Повстанцы со смехом обнажили мечи и вывели Седбери из капеллы. Они смеялись легко и беззаботно и ничуть не страшились мук в мире ином, ибо смогли одолеть сатанинское зло этого мира. Свободные перед законом и равные в мыслях своих прародителям-труженикам, они обрели неведомую прежде свободу духа.
И это было доподлинное чудо, рядом с которым выглядит забавным курьезом столбняк, поразивший валлийских солдат.
Во дворе крепости, куда вывели архиепископа, он увидел знакомые лица. В окружении вооруженных крестьян стоял, потупившись, гордый иоаннит-казначей, рядом с ним, прислонясь к стене, ждали неминучей развязки ключеносец Джон Легг и королевский духовник Эплдор. И у всех за спиной были крепко связаны руки.
Седбери было подумал, что казнь состоится здесь же, сейчас и вздрогнул от радости, когда его, а вместе с ним и других повели к воротам. Как привязчива оказалась суетная жажда жизни, как неподвластна уму и воле. Пусть осталось совсем немножко, на самом донышке, но и последняя капля была дорога.
— Прощай, сэр Симон, — услышал он оклик госпитальера, когда за углом стены открылось лобное место. — Прости за все.
— Прости и ты, милорд, и да примет господь твою душу.
Это были последние слова Кентерберийского архиепископа.
Впитывая очами небесную синеву, он легко взбежал по ступенькам, опустился на колени и прижался к бревну. Шершавое дерево ласкало лицо последним теплом.
Королевский палач отказался исполнить приговор, потребовав надлежащим образом оформленную бумагу. И эта последняя в жизни проволочка обернулась лишней каплей страдания.

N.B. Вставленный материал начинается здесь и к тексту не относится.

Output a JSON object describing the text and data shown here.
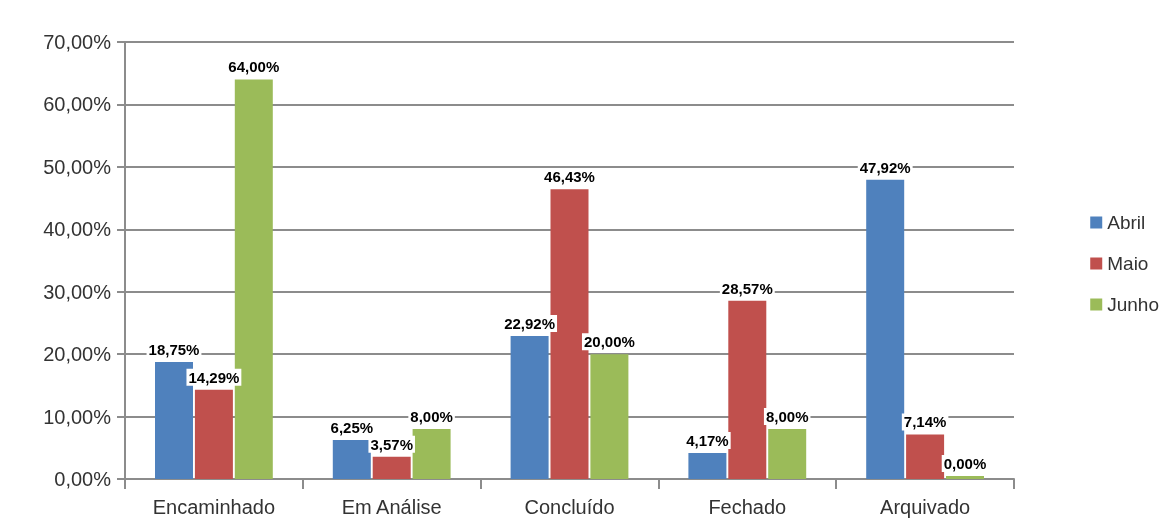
{
  "chart_data": {
    "type": "bar",
    "categories": [
      "Encaminhado",
      "Em Análise",
      "Concluído",
      "Fechado",
      "Arquivado"
    ],
    "series": [
      {
        "name": "Abril",
        "color": "#4f81bd",
        "values": [
          18.75,
          6.25,
          22.92,
          4.17,
          47.92
        ],
        "value_labels": [
          "18,75%",
          "6,25%",
          "22,92%",
          "4,17%",
          "47,92%"
        ]
      },
      {
        "name": "Maio",
        "color": "#c0504d",
        "values": [
          14.29,
          3.57,
          46.43,
          28.57,
          7.14
        ],
        "value_labels": [
          "14,29%",
          "3,57%",
          "46,43%",
          "28,57%",
          "7,14%"
        ]
      },
      {
        "name": "Junho",
        "color": "#9bbb59",
        "values": [
          64.0,
          8.0,
          20.0,
          8.0,
          0.0
        ],
        "value_labels": [
          "64,00%",
          "8,00%",
          "20,00%",
          "8,00%",
          "0,00%"
        ]
      }
    ],
    "ylim": [
      0,
      70
    ],
    "yticks": [
      {
        "value": 0,
        "label": "0,00%"
      },
      {
        "value": 10,
        "label": "10,00%"
      },
      {
        "value": 20,
        "label": "20,00%"
      },
      {
        "value": 30,
        "label": "30,00%"
      },
      {
        "value": 40,
        "label": "40,00%"
      },
      {
        "value": 50,
        "label": "50,00%"
      },
      {
        "value": 60,
        "label": "60,00%"
      },
      {
        "value": 70,
        "label": "70,00%"
      }
    ],
    "grid": "y",
    "legend": "right"
  }
}
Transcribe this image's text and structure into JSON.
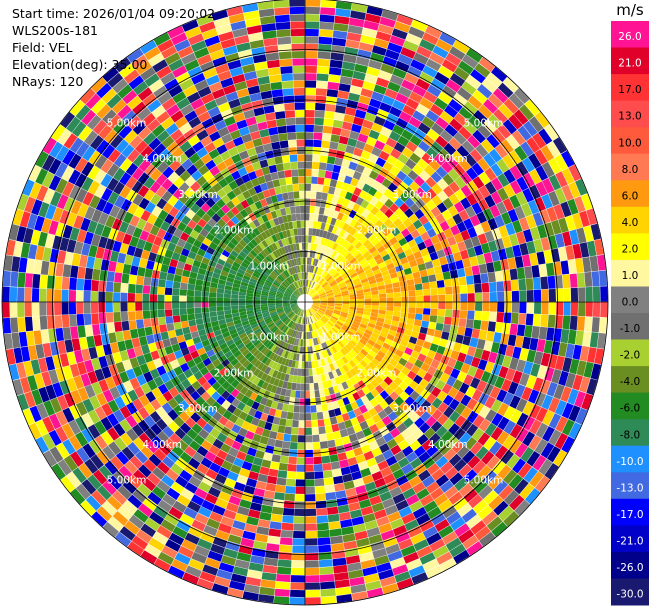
{
  "info": {
    "start_time": "Start time: 2026/01/04 09:20:02",
    "instrument": "WLS200s-181",
    "field": "Field: VEL",
    "elevation": "Elevation(deg): 35.00",
    "nrays": "NRays: 120"
  },
  "chart_data": {
    "type": "heatmap",
    "projection": "polar-ppi",
    "field": "VEL",
    "units": "m/s",
    "n_rays": 120,
    "elevation_deg": 35.0,
    "max_range_km": 6.0,
    "ring_labels": [
      "1.00km",
      "2.00km",
      "3.00km",
      "4.00km",
      "5.00km"
    ],
    "colorbar": {
      "label": "m/s",
      "tick_labels": [
        "26.0",
        "21.0",
        "17.0",
        "13.0",
        "10.0",
        "8.0",
        "6.0",
        "4.0",
        "2.0",
        "1.0",
        "0.0",
        "-1.0",
        "-2.0",
        "-4.0",
        "-6.0",
        "-8.0",
        "-10.0",
        "-13.0",
        "-17.0",
        "-21.0",
        "-26.0",
        "-30.0"
      ],
      "colors": [
        "#ff1493",
        "#e0002a",
        "#ff3333",
        "#ff4d4d",
        "#ff5a3c",
        "#ff7a52",
        "#ff9a10",
        "#ffd400",
        "#ffff00",
        "#fff8a0",
        "#808080",
        "#707070",
        "#a8d030",
        "#6b8e23",
        "#228b22",
        "#2e8b57",
        "#1e90ff",
        "#4169e1",
        "#0000ff",
        "#0000c8",
        "#00008b",
        "#191970"
      ]
    }
  }
}
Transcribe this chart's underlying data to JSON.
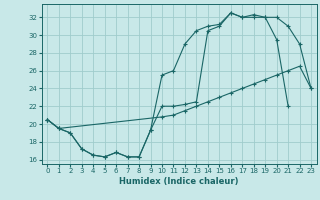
{
  "xlabel": "Humidex (Indice chaleur)",
  "bg_color": "#c8e8e8",
  "grid_color": "#a0cccc",
  "line_color": "#1a6666",
  "xlim": [
    -0.5,
    23.5
  ],
  "ylim": [
    15.5,
    33.5
  ],
  "xticks": [
    0,
    1,
    2,
    3,
    4,
    5,
    6,
    7,
    8,
    9,
    10,
    11,
    12,
    13,
    14,
    15,
    16,
    17,
    18,
    19,
    20,
    21,
    22,
    23
  ],
  "yticks": [
    16,
    18,
    20,
    22,
    24,
    26,
    28,
    30,
    32
  ],
  "line1_x": [
    0,
    1,
    2,
    3,
    4,
    5,
    6,
    7,
    8,
    9,
    10,
    11,
    12,
    13,
    14,
    15,
    16,
    17,
    18,
    19,
    20,
    21,
    22,
    23
  ],
  "line1_y": [
    20.5,
    19.5,
    19.0,
    17.2,
    16.5,
    16.3,
    16.8,
    16.3,
    16.3,
    19.3,
    22.0,
    22.0,
    22.2,
    22.5,
    30.5,
    31.0,
    32.5,
    32.0,
    32.0,
    32.0,
    32.0,
    31.0,
    29.0,
    24.0
  ],
  "line2_x": [
    0,
    1,
    2,
    3,
    4,
    5,
    6,
    7,
    8,
    9,
    10,
    11,
    12,
    13,
    14,
    15,
    16,
    17,
    18,
    19,
    20,
    21
  ],
  "line2_y": [
    20.5,
    19.5,
    19.0,
    17.2,
    16.5,
    16.3,
    16.8,
    16.3,
    16.3,
    19.3,
    25.5,
    26.0,
    29.0,
    30.5,
    31.0,
    31.2,
    32.5,
    32.0,
    32.3,
    32.0,
    29.5,
    22.0
  ],
  "line3_x": [
    0,
    1,
    10,
    11,
    12,
    13,
    14,
    15,
    16,
    17,
    18,
    19,
    20,
    21,
    22,
    23
  ],
  "line3_y": [
    20.5,
    19.5,
    20.8,
    21.0,
    21.5,
    22.0,
    22.5,
    23.0,
    23.5,
    24.0,
    24.5,
    25.0,
    25.5,
    26.0,
    26.5,
    24.0
  ]
}
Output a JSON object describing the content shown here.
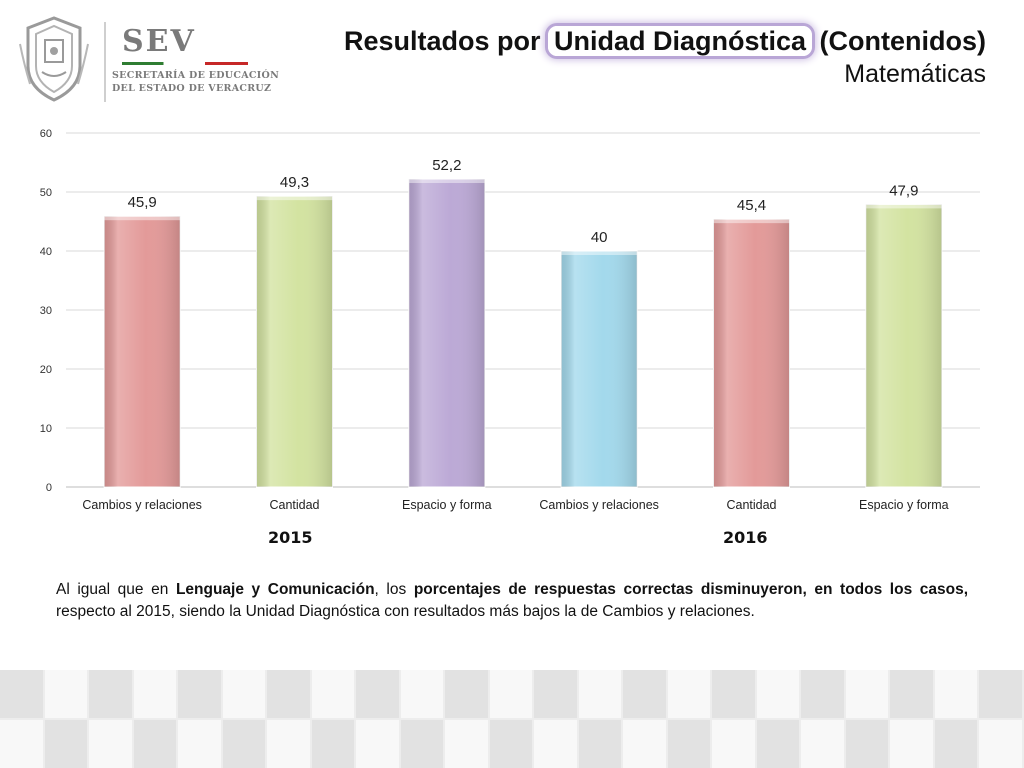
{
  "header": {
    "logo_name": "SEV",
    "logo_subtitle_1": "SECRETARÍA DE EDUCACIÓN",
    "logo_subtitle_2": "DEL ESTADO DE VERACRUZ",
    "title_prefix": "Resultados por ",
    "title_highlight": "Unidad Diagnóstica",
    "title_suffix": " (Contenidos)",
    "subtitle": "Matemáticas"
  },
  "chart_data": {
    "type": "bar",
    "categories": [
      "Cambios y relaciones",
      "Cantidad",
      "Espacio y forma",
      "Cambios y relaciones",
      "Cantidad",
      "Espacio y forma"
    ],
    "values": [
      45.9,
      49.3,
      52.2,
      40,
      45.4,
      47.9
    ],
    "value_labels": [
      "45,9",
      "49,3",
      "52,2",
      "40",
      "45,4",
      "47,9"
    ],
    "groups": [
      {
        "label": "2015",
        "categories": [
          0,
          1,
          2
        ]
      },
      {
        "label": "2016",
        "categories": [
          3,
          4,
          5
        ]
      }
    ],
    "bar_colors": [
      "#e39a99",
      "#d3e3a1",
      "#bca9d6",
      "#a3d9ec",
      "#e39a99",
      "#d3e3a1"
    ],
    "y_ticks": [
      "0",
      "10",
      "20",
      "30",
      "40",
      "50",
      "60"
    ],
    "ylim": [
      0,
      60
    ],
    "grid": true,
    "legend": "none",
    "title": "",
    "xlabel": "",
    "ylabel": ""
  },
  "note": {
    "p1": "Al igual que en ",
    "b1": "Lenguaje y Comunicación",
    "p2": ", los ",
    "b2": "porcentajes de respuestas correctas disminuyeron, en todos los casos,",
    "p3": " respecto al 2015, siendo la Unidad Diagnóstica con resultados más bajos la de Cambios y relaciones."
  }
}
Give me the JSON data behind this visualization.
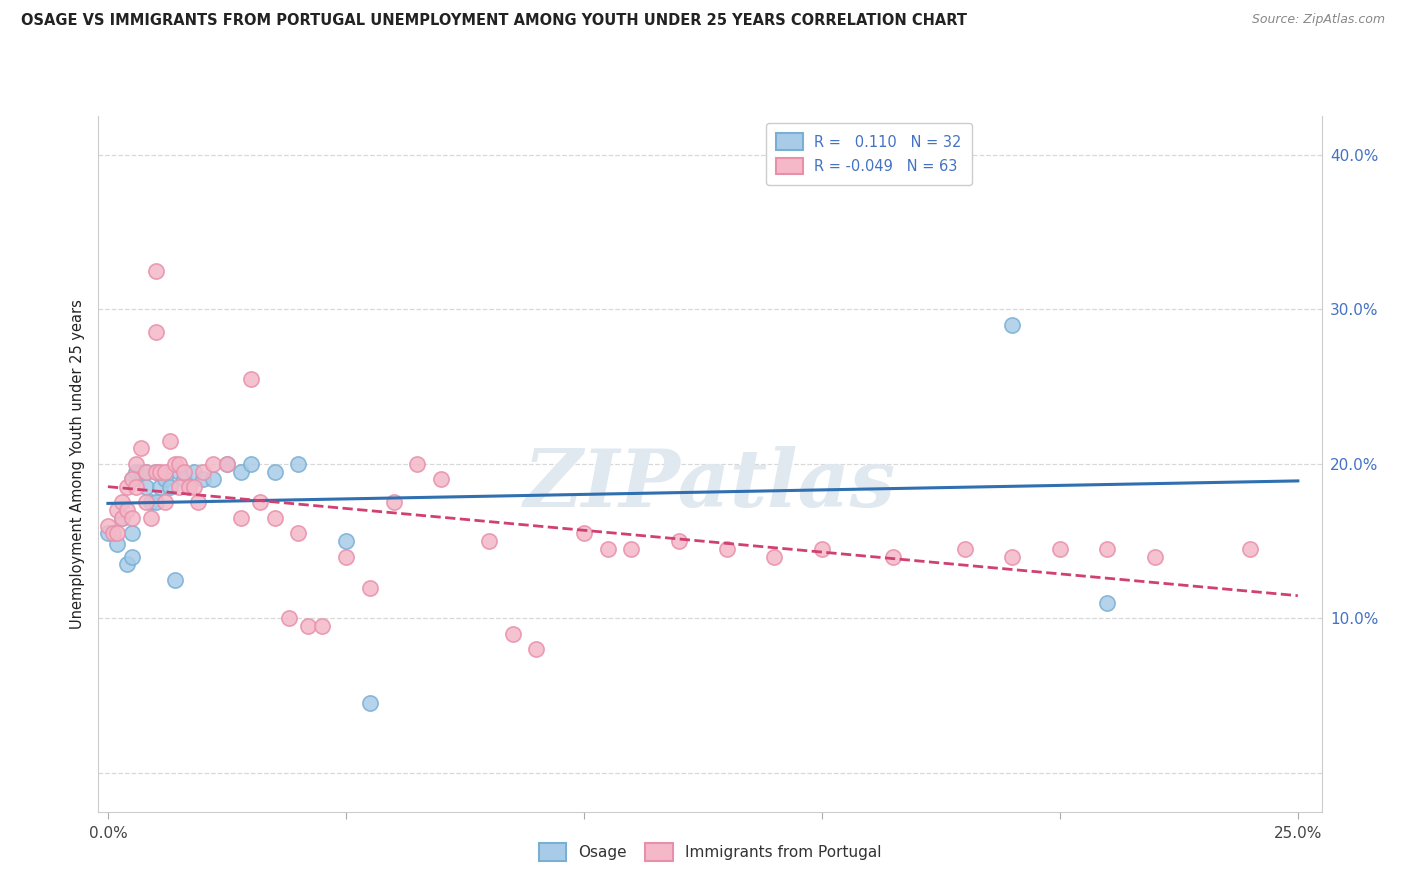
{
  "title": "OSAGE VS IMMIGRANTS FROM PORTUGAL UNEMPLOYMENT AMONG YOUTH UNDER 25 YEARS CORRELATION CHART",
  "source": "Source: ZipAtlas.com",
  "ylabel": "Unemployment Among Youth under 25 years",
  "xlim": [
    -0.002,
    0.255
  ],
  "ylim": [
    -0.025,
    0.425
  ],
  "xtick_pos": [
    0.0,
    0.05,
    0.1,
    0.15,
    0.2,
    0.25
  ],
  "xtick_labels": [
    "0.0%",
    "",
    "",
    "",
    "",
    "25.0%"
  ],
  "ytick_pos": [
    0.0,
    0.1,
    0.2,
    0.3,
    0.4
  ],
  "ytick_labels_right": [
    "",
    "10.0%",
    "20.0%",
    "30.0%",
    "40.0%"
  ],
  "legend_blue_r": "0.110",
  "legend_blue_n": "32",
  "legend_pink_r": "-0.049",
  "legend_pink_n": "63",
  "legend_label_blue": "Osage",
  "legend_label_pink": "Immigrants from Portugal",
  "watermark": "ZIPatlas",
  "blue_scatter_color": "#a8cce8",
  "blue_scatter_edge": "#7aafd4",
  "pink_scatter_color": "#f4b8c8",
  "pink_scatter_edge": "#e890aa",
  "blue_line_color": "#3070b0",
  "pink_line_color": "#d04070",
  "grid_color": "#d8d8d8",
  "title_color": "#222222",
  "source_color": "#888888",
  "axis_label_color": "#222222",
  "tick_color": "#4472C4",
  "osage_x": [
    0.0,
    0.002,
    0.003,
    0.004,
    0.005,
    0.005,
    0.005,
    0.006,
    0.007,
    0.008,
    0.008,
    0.009,
    0.01,
    0.01,
    0.011,
    0.012,
    0.013,
    0.014,
    0.015,
    0.016,
    0.018,
    0.02,
    0.022,
    0.025,
    0.028,
    0.03,
    0.035,
    0.04,
    0.05,
    0.055,
    0.19,
    0.21
  ],
  "osage_y": [
    0.155,
    0.148,
    0.165,
    0.135,
    0.155,
    0.19,
    0.14,
    0.195,
    0.195,
    0.195,
    0.185,
    0.175,
    0.195,
    0.175,
    0.185,
    0.19,
    0.185,
    0.125,
    0.195,
    0.19,
    0.195,
    0.19,
    0.19,
    0.2,
    0.195,
    0.2,
    0.195,
    0.2,
    0.15,
    0.045,
    0.29,
    0.11
  ],
  "portugal_x": [
    0.0,
    0.001,
    0.002,
    0.002,
    0.003,
    0.003,
    0.004,
    0.004,
    0.005,
    0.005,
    0.006,
    0.006,
    0.007,
    0.008,
    0.008,
    0.009,
    0.01,
    0.01,
    0.01,
    0.011,
    0.012,
    0.012,
    0.013,
    0.014,
    0.015,
    0.015,
    0.016,
    0.017,
    0.018,
    0.019,
    0.02,
    0.022,
    0.025,
    0.028,
    0.03,
    0.032,
    0.035,
    0.038,
    0.04,
    0.042,
    0.045,
    0.05,
    0.055,
    0.06,
    0.065,
    0.07,
    0.08,
    0.085,
    0.09,
    0.1,
    0.105,
    0.11,
    0.12,
    0.13,
    0.14,
    0.15,
    0.165,
    0.18,
    0.19,
    0.2,
    0.21,
    0.22,
    0.24
  ],
  "portugal_y": [
    0.16,
    0.155,
    0.17,
    0.155,
    0.175,
    0.165,
    0.185,
    0.17,
    0.19,
    0.165,
    0.2,
    0.185,
    0.21,
    0.195,
    0.175,
    0.165,
    0.325,
    0.285,
    0.195,
    0.195,
    0.195,
    0.175,
    0.215,
    0.2,
    0.2,
    0.185,
    0.195,
    0.185,
    0.185,
    0.175,
    0.195,
    0.2,
    0.2,
    0.165,
    0.255,
    0.175,
    0.165,
    0.1,
    0.155,
    0.095,
    0.095,
    0.14,
    0.12,
    0.175,
    0.2,
    0.19,
    0.15,
    0.09,
    0.08,
    0.155,
    0.145,
    0.145,
    0.15,
    0.145,
    0.14,
    0.145,
    0.14,
    0.145,
    0.14,
    0.145,
    0.145,
    0.14,
    0.145
  ]
}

Немилосерден оказался топор в непривычных руках. Надсадным пронзительным воплем, вспугнувшим стаи птиц, встретила площадь голову, поднятую на древке. Даже привыкшие ко всему вещие старожилы Тауэра встревоженно захлопали черными крыльями, но так и не взлетели с зубцов.
Крик, впервые исторгнутый в маленьком Брентвуде, так похожий, по мнению летописцев-монахов, на завывание подземных жителей, повторился, когда взметнулось копье с головой Роберта Хелза. Мужественная смерть канцлера послужила лорду-казначею примером. Он лег под топор, как положено рыцарю-крестоносцу.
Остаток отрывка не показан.